With alpine ski racing, we're the next layer down.

But we're still on the international calendar.

So, as a multi-wintersport event, we're confident we rate in the top five in the world.

HM: Are you trying to sell the event beyond the wintersport community? To Joe and Jane Bloggs who know Richie McCaw and Brendon McCullum but would struggle to identify a snowboarder?

AK: It's difficult, but that's a market we're trying to reach.

We want people to come to Queenstown or Wanaka or Naseby and be part of the Winter Games.

We have a whole festival component, downtown and up on the hill.

We've got a night dual slalom this year with lights and flares and fireworks and music.

You want to create a bit of a festive atmosphere.

You can see some spectacular skiing but also have a wine and listen to some good music.

HM: It still boils down to elite athletes, I suppose. Any big names confirmed yet?

AK: The hard thing with the Winter Games is that the athletes don't have to sign up until a week before we start.

We know that we've got Iouri Podladtchikov, the Olympic freeski halfpipe gold medallist.

By the time the Games start, we'll have most of the freeski and snowboard stars here, and one or two in the other disciplines.

There will be Japanese, Chinese, Canadian and US athletes arriving in the next couple of weeks.

HM: Wintersport athletes are different, aren't they? They seem to operate at a different pace to your rugby players or cricketers. How do you find them?

AK: They're very easy to deal with.

They don't have that attitude of, ''You're lucky to talk to me.''

The freestyle guys do have a laid-back approach but that is critical to their preparation for some of these moves they pull off.

They have to be totally focused on their skis and snowboards, but they need to sort of chill out or they will develop a level of tension that could be dangerous for them.

They can look as though they're not as serious or hard-working as a Richie McCaw, but they are.

They train long hours, they work hard and there is a high level of technical skill required.

They're as much an elite athlete as any other sport.

It's just that they present themselves a bit differently.

HM: What's your budget?

AK: Excluding GST, about $4.8 million.

It's a lot of money to raise. Because we're a charitable trust, all our festival events are free, and it's free to watch the skiing and snowboarding.

HM: Will you break even or make a small profit this year?

AK: We're on a tight line but I'm hopeful we might sit between a $50,000 and $100,000 surplus.

We need that to be able to carry on over the next year or so.

HM: The early Winter Games also had ice hockey and ice skating, in Dunedin. Any plans to bring those sports back?
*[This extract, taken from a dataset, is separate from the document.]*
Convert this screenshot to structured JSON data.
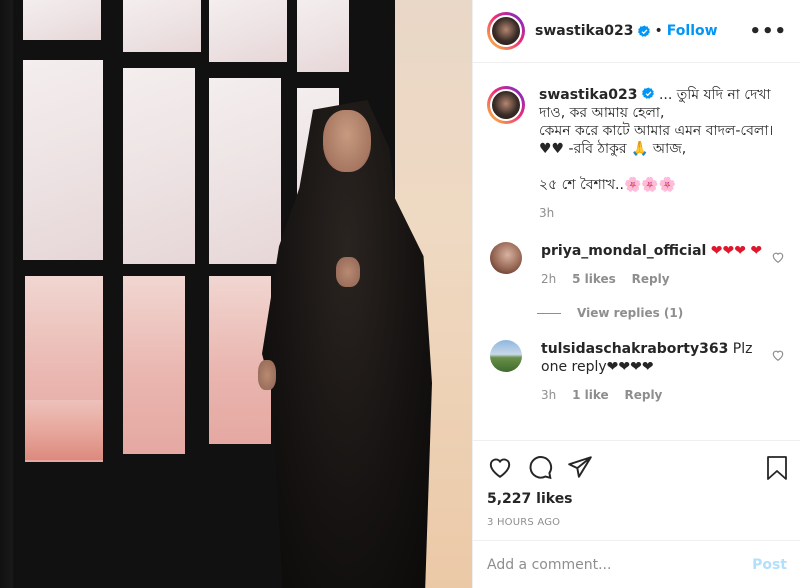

AK: Within each sport, we want the ability to track six of the top 10 in the world.

We struggled to do that with figure skating, speed skating and ice hockey.

Continuing with sports that couldn't attract a high-quality field was actually detracting from the overall event.

We stayed with curling, focusing on the mixed pairs. And that was a good call because it is now in the Winter Olympics.

There will be really good curlers in Naseby this year.